I also think that having a diagnosis affords me protection from psychiatric mistreatment and further psychiatric misdiagnosis. I think my depression and anxiety are side effects of alienation and neurological anomalies, and knowing this makes life easier to manage. To think all the psychiatric opinions I received were a recognition of some autistic trait, conflated into a mental illness I don't have. Being diagnosed as schizo affective was not helpful. Its interesting that an autistic trait can be distorted into some other completely irrelevant mental disorder.
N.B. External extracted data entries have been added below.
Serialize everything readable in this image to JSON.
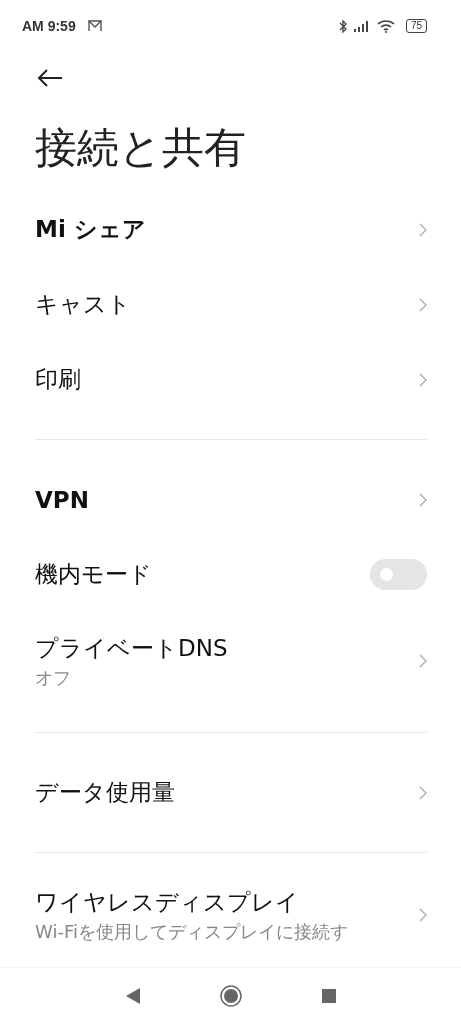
{
  "status_bar": {
    "time": "AM 9:59",
    "battery": "75"
  },
  "title": "接続と共有",
  "sections": [
    {
      "items": [
        {
          "kind": "link",
          "label": "Mi シェア",
          "emphasis": true
        },
        {
          "kind": "link",
          "label": "キャスト",
          "emphasis": false
        },
        {
          "kind": "link",
          "label": "印刷",
          "emphasis": false
        }
      ]
    },
    {
      "items": [
        {
          "kind": "link",
          "label": "VPN",
          "emphasis": true
        },
        {
          "kind": "toggle",
          "label": "機内モード",
          "emphasis": false,
          "on": false
        },
        {
          "kind": "link",
          "label": "プライベートDNS",
          "emphasis": false,
          "subtitle": "オフ"
        }
      ]
    },
    {
      "items": [
        {
          "kind": "link",
          "label": "データ使用量",
          "emphasis": false
        }
      ]
    },
    {
      "items": [
        {
          "kind": "link",
          "label": "ワイヤレスディスプレイ",
          "emphasis": false,
          "subtitle": "Wi-Fiを使用してディスプレイに接続す"
        }
      ]
    }
  ]
}
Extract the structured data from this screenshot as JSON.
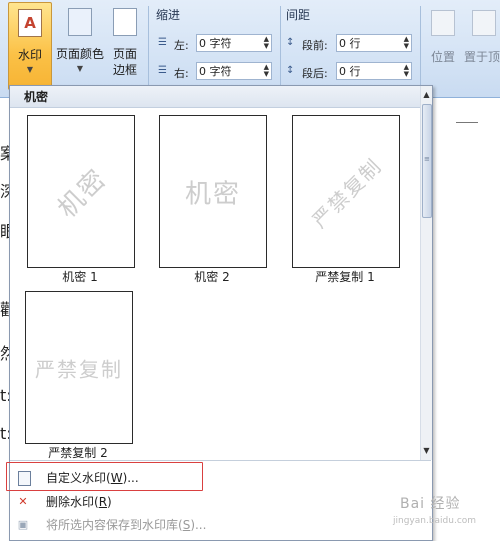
{
  "ribbon": {
    "watermark_button": "水印",
    "page_color_button": "页面颜色",
    "page_border_button": "页面边框",
    "indent": {
      "title": "缩进",
      "left_label": "左:",
      "left_value": "0 字符",
      "right_label": "右:",
      "right_value": "0 字符"
    },
    "spacing": {
      "title": "间距",
      "before_label": "段前:",
      "before_value": "0 行",
      "after_label": "段后:",
      "after_value": "0 行"
    },
    "position_button": "位置",
    "bring_front_button": "置于顶"
  },
  "document": {
    "chars": [
      "案",
      "深",
      "眼",
      "歡",
      "然",
      "t:",
      "t:"
    ]
  },
  "gallery": {
    "section_title": "机密",
    "items": [
      {
        "caption": "机密 1",
        "watermark": "机密"
      },
      {
        "caption": "机密 2",
        "watermark": "机密"
      },
      {
        "caption": "严禁复制 1",
        "watermark": "严禁复制"
      },
      {
        "caption": "严禁复制 2",
        "watermark": "严禁复制"
      }
    ]
  },
  "menu": {
    "custom_watermark": "自定义水印(",
    "custom_watermark_key": "W",
    "custom_watermark_suffix": ")...",
    "remove_watermark": "删除水印(",
    "remove_watermark_key": "R",
    "remove_watermark_suffix": ")",
    "save_selection": "将所选内容保存到水印库(",
    "save_selection_key": "S",
    "save_selection_suffix": ")..."
  },
  "overlay": {
    "site_watermark": "Bai 经验",
    "site_url": "jingyan.baidu.com"
  },
  "colors": {
    "selected_button": "#fbc146",
    "highlight_box": "#d94040",
    "ribbon_bg": "#d4e3f5"
  }
}
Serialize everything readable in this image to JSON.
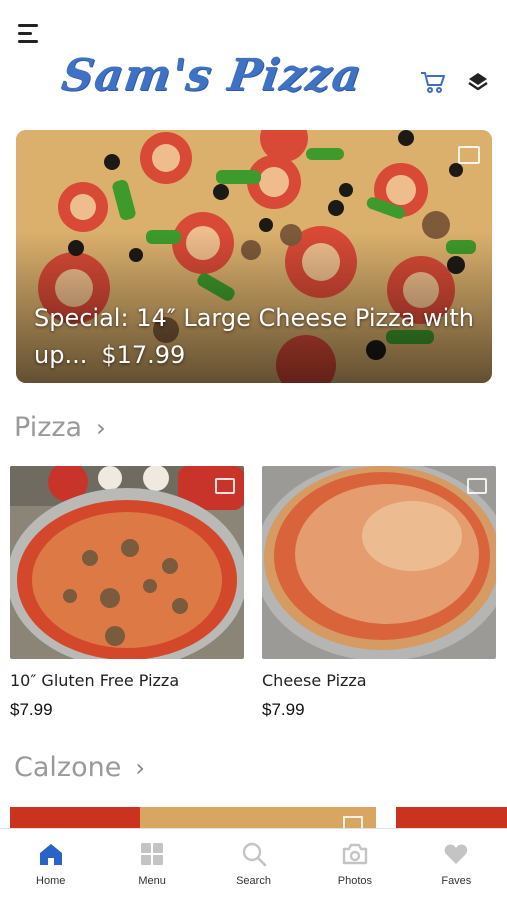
{
  "header": {
    "logo_text": "Sam's Pizza",
    "icons": [
      "menu-icon",
      "cart-icon",
      "layers-icon"
    ]
  },
  "hero": {
    "title": "Special: 14″ Large Cheese Pizza with up...",
    "price": "$17.99",
    "icon": "image-icon"
  },
  "sections": [
    {
      "title": "Pizza",
      "items": [
        {
          "name": "10″ Gluten Free Pizza",
          "price": "$7.99",
          "icon": "image-icon"
        },
        {
          "name": "Cheese Pizza",
          "price": "$7.99",
          "icon": "image-icon"
        }
      ]
    },
    {
      "title": "Calzone",
      "items": []
    }
  ],
  "tabbar": {
    "tabs": [
      {
        "label": "Home",
        "icon": "home-icon",
        "active": true
      },
      {
        "label": "Menu",
        "icon": "grid-icon",
        "active": false
      },
      {
        "label": "Search",
        "icon": "search-icon",
        "active": false
      },
      {
        "label": "Photos",
        "icon": "camera-icon",
        "active": false
      },
      {
        "label": "Faves",
        "icon": "heart-icon",
        "active": false
      }
    ]
  },
  "colors": {
    "brand": "#3f72c4",
    "active_tab": "#2a63c7",
    "inactive_tab": "#c4c4c4",
    "section_title": "#9a9a9a"
  }
}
My last forty years have been difficult but I have always managed to maintain an independent life, thinking I was just an eccentric weirdo, instinctively aware that things weren't right for me. Now I have something to hang all that weirdness on. I am happy to not be normal, I think being autistic is special. I have awareness about my flaws and I look forward to making my weirdness work for me. I no longer feel an obligation to perform normality anymore. I can't do it. I can be excellent in my own way, and I know that many people appreciate me, overlook my flaws, and recognise my excellence.
H JakeDay: I am new to this site and to using a public forum. I'm a mother of young child with Asperger's, and coincidentally, I am a special ed teacher who has for the last ten years focused on working with adults on the spectrum. You are an articulate person and as you work your way through this new found knowledge, I hope that you will find that life lets up and gets a bit easier.